Trotz aller von diesem und jenem gepriesenen Mittel wurde es immer schlimmer. Der Husten wollte und wollte nicht nachlassen, auch der Arzt schien mit seinem Latein am Ende. Aber wer wird sich denn von so einem blöden Husten unterkriegen lassen? Heute Abend, was heißt heute Abend, in einer Stunde kam Nadine zu ihm, und heute wollte er endlich die Frage aller Fragen stellen. Er hatte alles arrangiert, was zu einem gelungenem Tête à Tête gehörte, ein tolles Essen vom Catering-Service Meyer & Co. KG, Blumenarrangements von der Blumen-Boutique Schulze, mindestens acht Stunden musikalische Untermalung auf iPod mit gedämpften Edelschnulzen bei candle light und knisterndem Kaminfeuer, den Ring, den überarbeiteten Text, den er noch vor kurzem ein letztes Mal repetiert hatte.

Er hing noch ein wenig seinen Träumen nach, als auch schon der Mehrklanggong ertönte und seine leise Rufmelodie durch die Wohnhalle klingen ließ. „Das muß sie sein!“ schoß es ihm durch den Kopf. Schnell noch die Seidenkrawatte gerichtet, die modische Gelfrisur zurechtgezupft und schwungvoll öffnete er die Tür, um die Geliebte in die Arme zu schließen.
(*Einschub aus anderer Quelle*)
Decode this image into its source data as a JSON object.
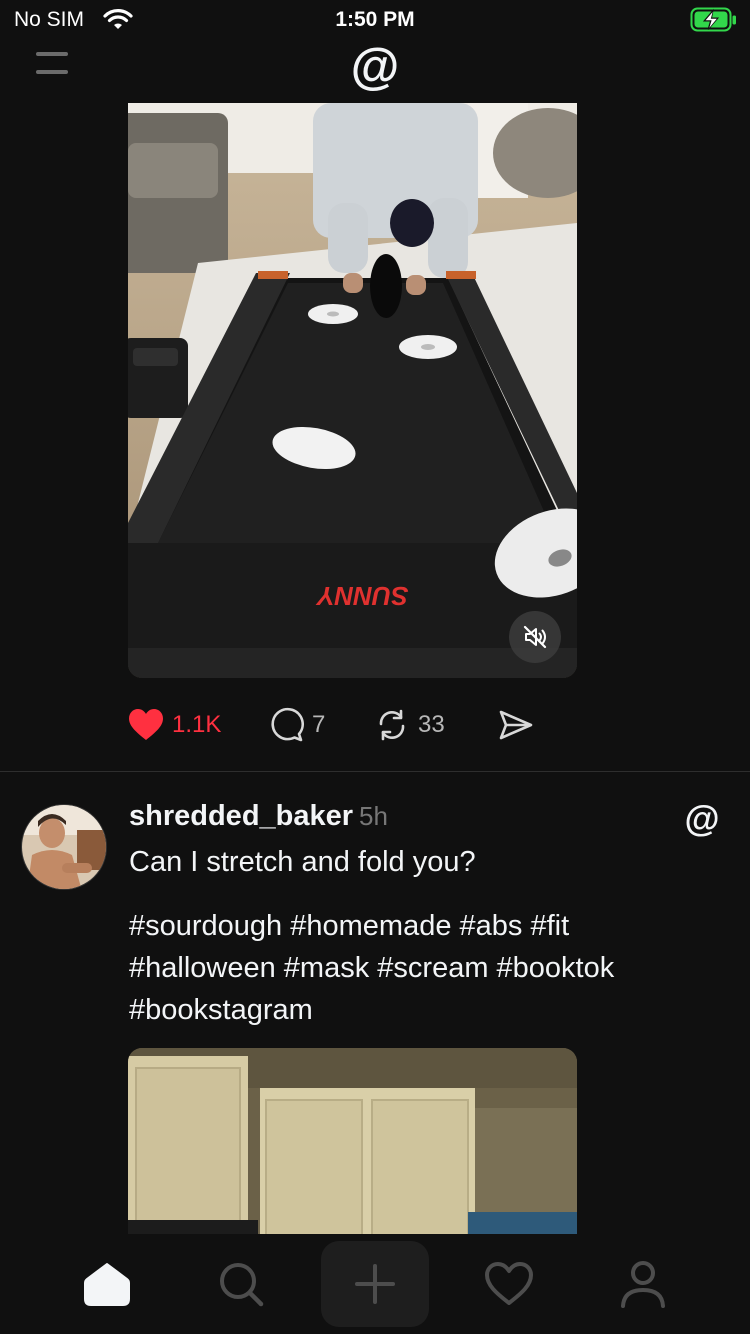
{
  "status_bar": {
    "carrier": "No SIM",
    "time": "1:50 PM",
    "battery_state": "charging",
    "accent_color": "#32d74b"
  },
  "header": {
    "menu_icon": "hamburger-icon",
    "logo_icon": "threads-logo-icon"
  },
  "first_post": {
    "media_description": "treadmill-video",
    "media_brand_text": "SUNNY",
    "muted": true,
    "actions": {
      "like_count": "1.1K",
      "reply_count": "7",
      "repost_count": "33",
      "liked": true,
      "like_color": "#ff3040"
    }
  },
  "second_post": {
    "username": "shredded_baker",
    "age": "5h",
    "text": "Can I stretch and fold you?",
    "hashtags": [
      "#sourdough",
      "#homemade",
      "#abs",
      "#fit",
      "#halloween",
      "#mask",
      "#scream",
      "#booktok",
      "#bookstagram"
    ]
  },
  "tab_bar": {
    "tabs": [
      {
        "icon": "home-icon",
        "active": true
      },
      {
        "icon": "search-icon",
        "active": false
      },
      {
        "icon": "plus-icon",
        "active": false
      },
      {
        "icon": "heart-icon",
        "active": false
      },
      {
        "icon": "profile-icon",
        "active": false
      }
    ]
  }
}
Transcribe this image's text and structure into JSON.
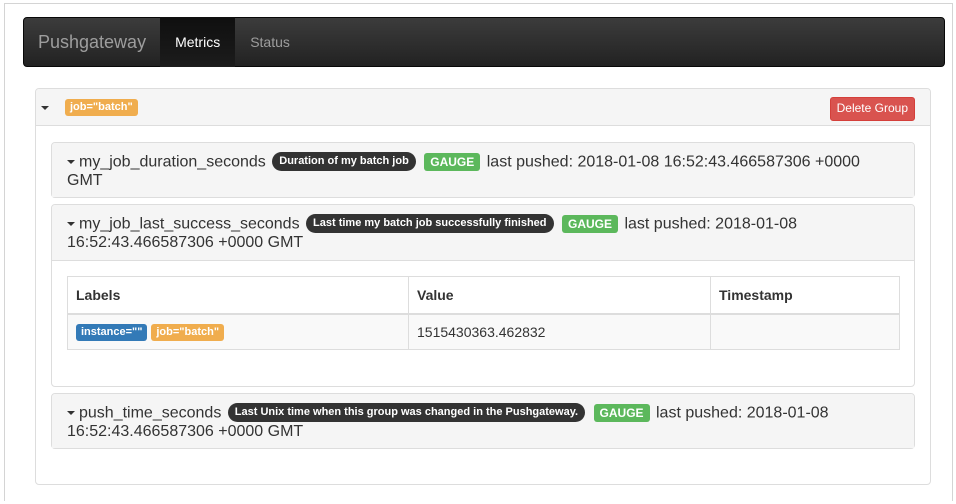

Doch weit gefehlt, denn vor ihm stand nicht sie, sondern er, der selbsternannte Hausmeister, der ihm zum hundertsten Male erklärte, daß Papier nicht in die gelbe Tonne gehöre, und er doch bitte die Plastiktüte nicht mit den Abfällen in die Biomülltonne werfen solle, es sei denn, sie wäre biologisch abbaubar. Fast hätte er sich wütend auf den alten Trottel gestürzt, machte schon eine Bewegung auf ihn zu, als er Schritte auf der Treppe hörte und gleich darauf einen hübschen wasserstoffblonden Kopf auftauchen sah, den er nur zu gut kannte.